Workshop 5

Workshop 5 (mapped to Framework Area 5) 

Progression at a Price:

Facilitated by: Caitlyn Scott and Ian Lee

In this 90 minute interactive workshop we will look at how undergraduate medical students and postgraduate doctors in training are disadvantaged as a result of their WP status and how by not doing more to support them passes the burden on to specialties, services and the public.

Some aspects of our lives afford us privilege and other aspects create barriers. Some barriers can be mitigated for more or less easily than others and some privileges carry more weight than others. Some of the characteristics that can be disadvantageous are protected by law but currently, socioeconomic status is not. How these protected characteristics intersect with each other and with socioeconomic status significantly impacts how disadvantaged or privileged we are. In this interactive workshop we will explore how some of the barriers faced by widening participation medical students and postgraduate doctors affect their abilities to gain parity with their “peers” in terms of study and career opportunities while also shedding light on the wider benefits that a more diverse range of medical graduates bring to medicine and the populations they serve.

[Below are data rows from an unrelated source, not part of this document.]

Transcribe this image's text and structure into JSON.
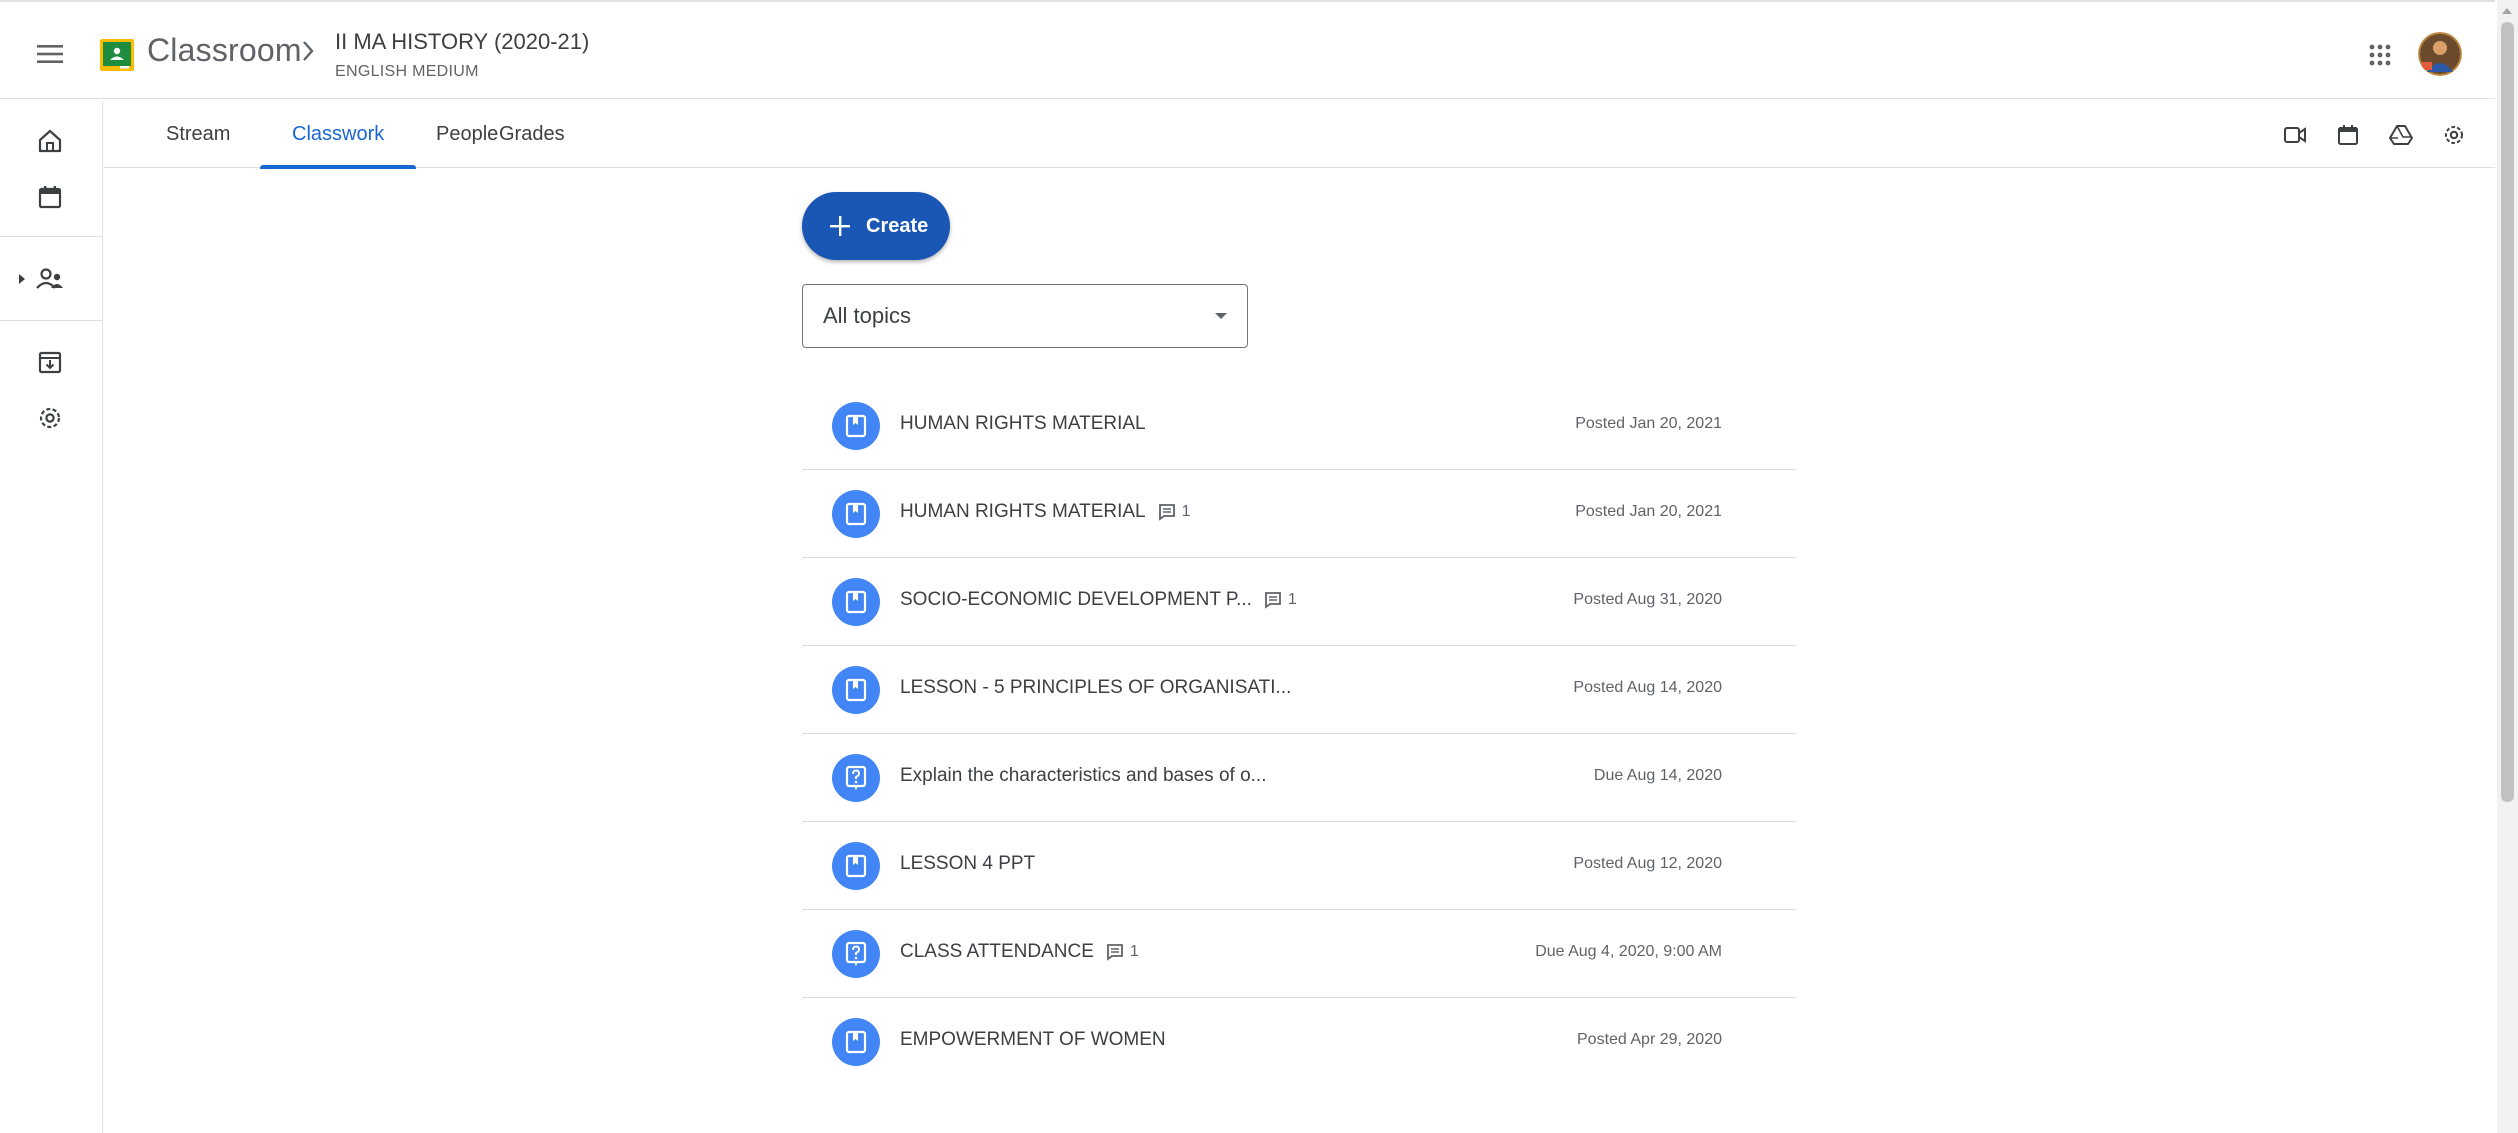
{
  "header": {
    "app_title": "Classroom",
    "class_title": "II MA HISTORY (2020-21)",
    "class_subtitle": "ENGLISH MEDIUM"
  },
  "tabs": [
    {
      "label": "Stream",
      "active": false
    },
    {
      "label": "Classwork",
      "active": true
    },
    {
      "label": "People",
      "active": false
    },
    {
      "label": "Grades",
      "active": false
    }
  ],
  "main": {
    "create_label": "Create",
    "topic_filter": "All topics",
    "items": [
      {
        "type": "material",
        "title": "HUMAN RIGHTS MATERIAL",
        "comments": "",
        "meta": "Posted Jan 20, 2021"
      },
      {
        "type": "material",
        "title": "HUMAN RIGHTS MATERIAL",
        "comments": "1",
        "meta": "Posted Jan 20, 2021"
      },
      {
        "type": "material",
        "title": "SOCIO-ECONOMIC DEVELOPMENT P...",
        "comments": "1",
        "meta": "Posted Aug 31, 2020"
      },
      {
        "type": "material",
        "title": "LESSON - 5 PRINCIPLES OF ORGANISATI...",
        "comments": "",
        "meta": "Posted Aug 14, 2020"
      },
      {
        "type": "question",
        "title": "Explain the characteristics and bases of o...",
        "comments": "",
        "meta": "Due Aug 14, 2020"
      },
      {
        "type": "material",
        "title": "LESSON 4 PPT",
        "comments": "",
        "meta": "Posted Aug 12, 2020"
      },
      {
        "type": "question",
        "title": "CLASS ATTENDANCE",
        "comments": "1",
        "meta": "Due Aug 4, 2020, 9:00 AM"
      },
      {
        "type": "material",
        "title": "EMPOWERMENT OF WOMEN",
        "comments": "",
        "meta": "Posted Apr 29, 2020"
      }
    ]
  },
  "colors": {
    "accent": "#1967d2",
    "create_button": "#1a56b4",
    "item_icon": "#4285f4",
    "logo_green": "#1e8e3e",
    "logo_yellow": "#fbbc04"
  },
  "icons": {
    "menu": "hamburger-menu-icon",
    "apps": "google-apps-icon",
    "rail": [
      "home-icon",
      "calendar-icon",
      "enrolled-classes-icon",
      "to-do-icon",
      "settings-icon"
    ],
    "tab_tools": [
      "meet-video-icon",
      "calendar-icon",
      "drive-icon",
      "settings-icon"
    ]
  }
}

By the end of this 90 minute workshop, participants will be able to;

  • Identify potential WP criteria.
  • Identify specific barriers pertaining to WP medical students and trainees.
  • Demonstrate an inclusive approach to supporting WP students and trainees.
  • Identify the ways in which healthcare benefits from the inclusion of WP students and trainees.
  • Acknowledge the intersection of WP and protected characteristics and explain how this further exacerbates inequality.

Caitlyn Scott is currently in her 4th year of Medicine at the University of Edinburgh. She previously studied at the University of Dundee where she earned a 2:1 Bsc Hons. in Anatomical Sciences. She is a Board member of the registered charity You Can Be A Doctor and is actively involved with widening participation (WP) projects across the university, including the Early Years initiative, Sutton Trust scheme and the recently launched medical student-led WP committee.

Ian Lee is a lecturer in medical education at the University of Edinburgh where he works on the Clinical Educator Programme. He works in both undergraduate and postgraduate medical education, has a clinical background is in nursing, holds a PgCert in Academic Practice and is a Senior Fellow of the Higher Education Academy.